Arts de la table,  Petites réceptions

L’art de guider la conversation

Quelle maîtresse de maison n’a jamais été embêtée face à une conversation qui tourne au vinaigre entre deux invités, et qui risque de gâcher toute la soirée? Comment faire pour désamorcer une telle situation, comment s’assurer que tout le monde passe un agréable moment, bref, comment guider la conversation à table? Je ne connais hélas pas de recette magique, mais quelques astuces qui pourront j’espère vous aider!

La conversation à table

AVANT TOUT…

Tout d’abord, cela paraît évident, mais lorsque l’on décide d’organiser un dîner, on choisit méticuleusement nos invités. On essaye de trouver des convives avec des centres d’intérêts communs (d’un point de vue familial, professionnel ou autres), et plutôt sociables, surtout s’ils ne se connaissent pas encore.

 

BONJOUR BONJOUR!

Mais cela ne suffit pas. C’est ensuite à nous – maîtresse de maison exemplaire (!) – de présenter les invités lorsqu’ils arrivent, et de les intégrer à la conversation.

 

A TABLE!!!

Une fois à table, c’est encore à nous qu’il revient d’animer le dîner en s’assurant que tout le monde prend plaisir à converser (d’où l’importance non négligeable du plan de table!).

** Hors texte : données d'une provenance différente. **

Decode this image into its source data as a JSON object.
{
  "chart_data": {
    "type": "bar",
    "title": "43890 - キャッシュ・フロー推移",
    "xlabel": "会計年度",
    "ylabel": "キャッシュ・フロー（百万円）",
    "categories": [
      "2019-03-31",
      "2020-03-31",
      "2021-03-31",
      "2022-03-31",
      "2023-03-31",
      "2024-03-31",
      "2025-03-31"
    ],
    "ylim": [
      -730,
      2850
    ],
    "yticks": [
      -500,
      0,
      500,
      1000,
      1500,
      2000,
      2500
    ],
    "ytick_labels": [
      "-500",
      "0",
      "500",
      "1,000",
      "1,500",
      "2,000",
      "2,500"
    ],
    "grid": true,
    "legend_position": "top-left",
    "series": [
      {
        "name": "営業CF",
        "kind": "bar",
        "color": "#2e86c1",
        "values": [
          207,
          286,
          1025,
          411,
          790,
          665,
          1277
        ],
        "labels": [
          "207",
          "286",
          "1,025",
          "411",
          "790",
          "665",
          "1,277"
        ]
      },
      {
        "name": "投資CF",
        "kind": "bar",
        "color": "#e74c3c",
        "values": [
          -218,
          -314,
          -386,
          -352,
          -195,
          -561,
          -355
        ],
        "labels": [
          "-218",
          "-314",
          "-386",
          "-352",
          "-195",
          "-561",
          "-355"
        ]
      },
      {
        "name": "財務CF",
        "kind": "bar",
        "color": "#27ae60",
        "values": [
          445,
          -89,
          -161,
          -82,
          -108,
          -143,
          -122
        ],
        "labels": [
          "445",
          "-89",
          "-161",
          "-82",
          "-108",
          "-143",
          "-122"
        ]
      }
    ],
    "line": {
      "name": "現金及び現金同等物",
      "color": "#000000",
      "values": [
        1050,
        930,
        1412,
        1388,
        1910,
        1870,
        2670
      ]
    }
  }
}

Mais attention! Certains sujets sont épineux, et vivement déconseillés…

– l’argent (le manque d’argent, le trop plein, les déboires…. bref, on r isque de mettre mal à l’aise nos  hôtes);

– la politique (surtout si vous avez  des amis qui ne partagent pas du tout les mêmes opinions!);

– les généralités (on ne met pas toute une profession, une religion, une catégorie sociale, ou une nationalité dans le même panier, surtout si vous comptez critiquer de façon négative une de ces généralités,  vous prendriez de gros risques, car, à moins de connaître de façon très intime vos invités, vous ne savez pas les professions ou les origines  de leurs frères, soeurs, tantes…).

 

NON NON NON!

– On ne monopolise pas l’attention avec ses problèmes toute la soirée, on ne se fâche pas violemment avec un invité en public, on ne refuse pas d’écouter le point de vue d’un de nos convives.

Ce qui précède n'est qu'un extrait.